Bunların dışında, Kafkas Dernekleri Federasyonu’nun organize
ettiği Anadil Eğitimcilerinin Eğitimi kursuna Ankara Kafkas
Derneği öğretmen adayı olarak katıldım. Ankara Kafkas Derneği’nde
Adigece’nin Kabardey diyalektiyle üç yıl kurs eğitmenliği yaptım.

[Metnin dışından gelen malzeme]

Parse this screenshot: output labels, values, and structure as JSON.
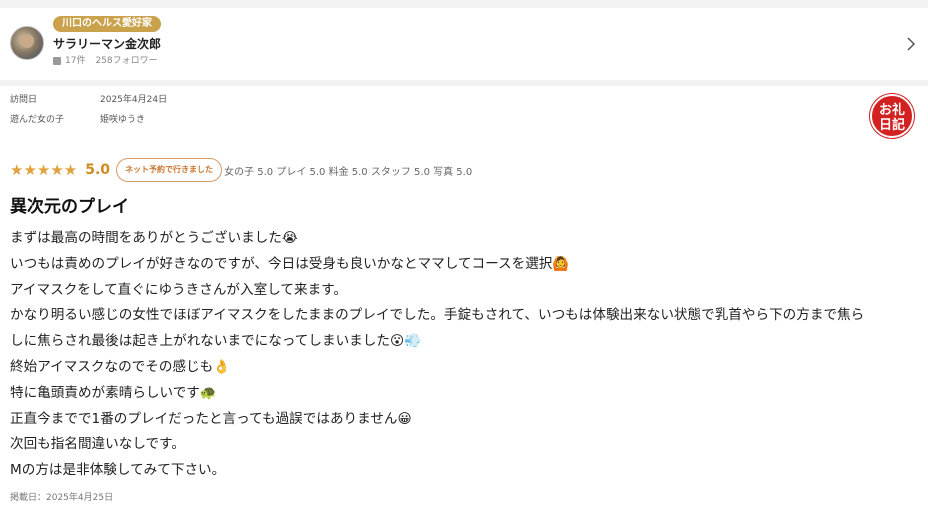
{
  "profile": {
    "badge": "川口のヘルス愛好家",
    "name": "サラリーマン金次郎",
    "posts": "17件",
    "followers": "258フォロワー"
  },
  "visit": {
    "date_label": "訪問日",
    "date_value": "2025年4月24日",
    "girl_label": "遊んだ女の子",
    "girl_value": "姫咲ゆうき"
  },
  "stamp": {
    "line1": "お礼",
    "line2": "日記"
  },
  "rating": {
    "stars": "★★★★★",
    "overall": "5.0",
    "net_booking": "ネット予約で行きました",
    "breakdown": "女の子 5.0 プレイ 5.0 料金 5.0 スタッフ 5.0 写真 5.0"
  },
  "review": {
    "title": "異次元のプレイ",
    "lines": [
      "まずは最高の時間をありがとうございました😭",
      "いつもは責めのプレイが好きなのですが、今日は受身も良いかなとママしてコースを選択🙆",
      "アイマスクをして直ぐにゆうきさんが入室して来ます。",
      "かなり明るい感じの女性でほぼアイマスクをしたままのプレイでした。手錠もされて、いつもは体験出来ない状態で乳首やら下の方まで焦ら",
      "しに焦らされ最後は起き上がれないまでになってしまいました😮💨",
      "終始アイマスクなのでその感じも👌",
      "特に亀頭責めが素晴らしいです🐢",
      "正直今までで1番のプレイだったと言っても過誤ではありません😀",
      "次回も指名間違いなしです。",
      "Mの方は是非体験してみて下さい。"
    ],
    "posted": "掲載日：2025年4月25日"
  }
}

Ayrıca bu üç yıllık dönemde Kaf-Fed’in yayın organı Nart Dergisi
Yayın Kurulu'nda bulundum. Şu an herhangi bir kurumsal etkinlik
içinde değilim. Çok sık olmamakla birlikte Türkçe ve Adigece
olarak, internet ortamında düşüncelerimi paylaşıyorum.
XOPURI Lazi:
Türkiye
kamuoyu gündemindeki Demokratik Açılım hakkında neler
düşünüyorsunuz?
Ş’EJOQUE Zafer: Şu an olan şeyin açılım mı, çalım mı
olduğuna henüz karar verebilmiş değilim. Neden derseniz,
başlangıçta niyet salt Kürtleri susturmak, onların gönlünü hoş
tutmak amaçlı idi. Sanırım, sistem, diğer etnik halkları tamamen
erittiğini ve kontrol edebildiğini düşündü. Bunda da çok haksız
sayılmaz. Türkiye’de Kürtlerin dışındaki bütün halklar, kendi
gerçeklikleri yerine erkin çizdiği kalıplar içinde olmayı tercih
(!) etti. Araplarını başka Arapça yayınlardan korumak için,
Kürtlerini başka Kürtçe yayınlardan korumak için kanal açan bir
anlayış söz konusu. Bu biraz mevcut hükümetin, Kürtlerin,
Arapların ve Alevilerin dışındaki her türlü etnik yapıya bir
çalımı gibi geliyor bana. Eğer, gerçekte demokratik açılım
amaçlansa, bütün düzenlemeler, fark gözetilmeksizin, bütün halklar
için, etnik yapılar için düzenlenirdi diye düşünüyorum. Yine de
karamsar olmak istemiyorum. Geleceğin daha güzel günlere gebe
olduğuna inancımı sürdürüyorum.
XOPURI Lazi:
Çerkesliğin
etnisite ve/veya diğer birleştirici unsurlarından bahseder
misiniz? Çerkeslik ne demektir? Kimler Çerkes'tir? Çerkes
tanımlaması anavatan ve diasporada nasıl algılanıyor? Diasporadaki
tanımlama sizce doğru bir tespit mi? Ortak bir Çerkes ulus bilinci
mevcut mu?
Ş’EJOQUE Zafer: “Kimler Çerkes'tir” sorunuza “insan olan
herkes” diye cevap vereyim şakayla karışık. Zira, Çerkes atasözü,
“Çerkeslik, insanlıktır” der.
“Çerkes” sözcüğünün, anavatanda ve diasporada farklı anlamlar
yüklenmiş durumda olması, uzun zamandır sonu gelmeyen ve kolay
kolay da gelmeyecek bir tartışmayı da beraberinde getirdi. Çerkes
tanımlaması anavatanda Adigeler için kullanılırken, SSCB döneminde
Adigelerin üç bölgeye ayırılarak ve bir bölgede olanlara Çerkes
denmesi artı bir kargaşa daha yaratmıştır. Aynı olan üç bölgenin
dilini, üç ayrı dilmiş gibi isimlendirme yoluna gidilerek yapay
ayrışmalar körüklenmiştir. Özünde Çerkes eşittir Adige’dir.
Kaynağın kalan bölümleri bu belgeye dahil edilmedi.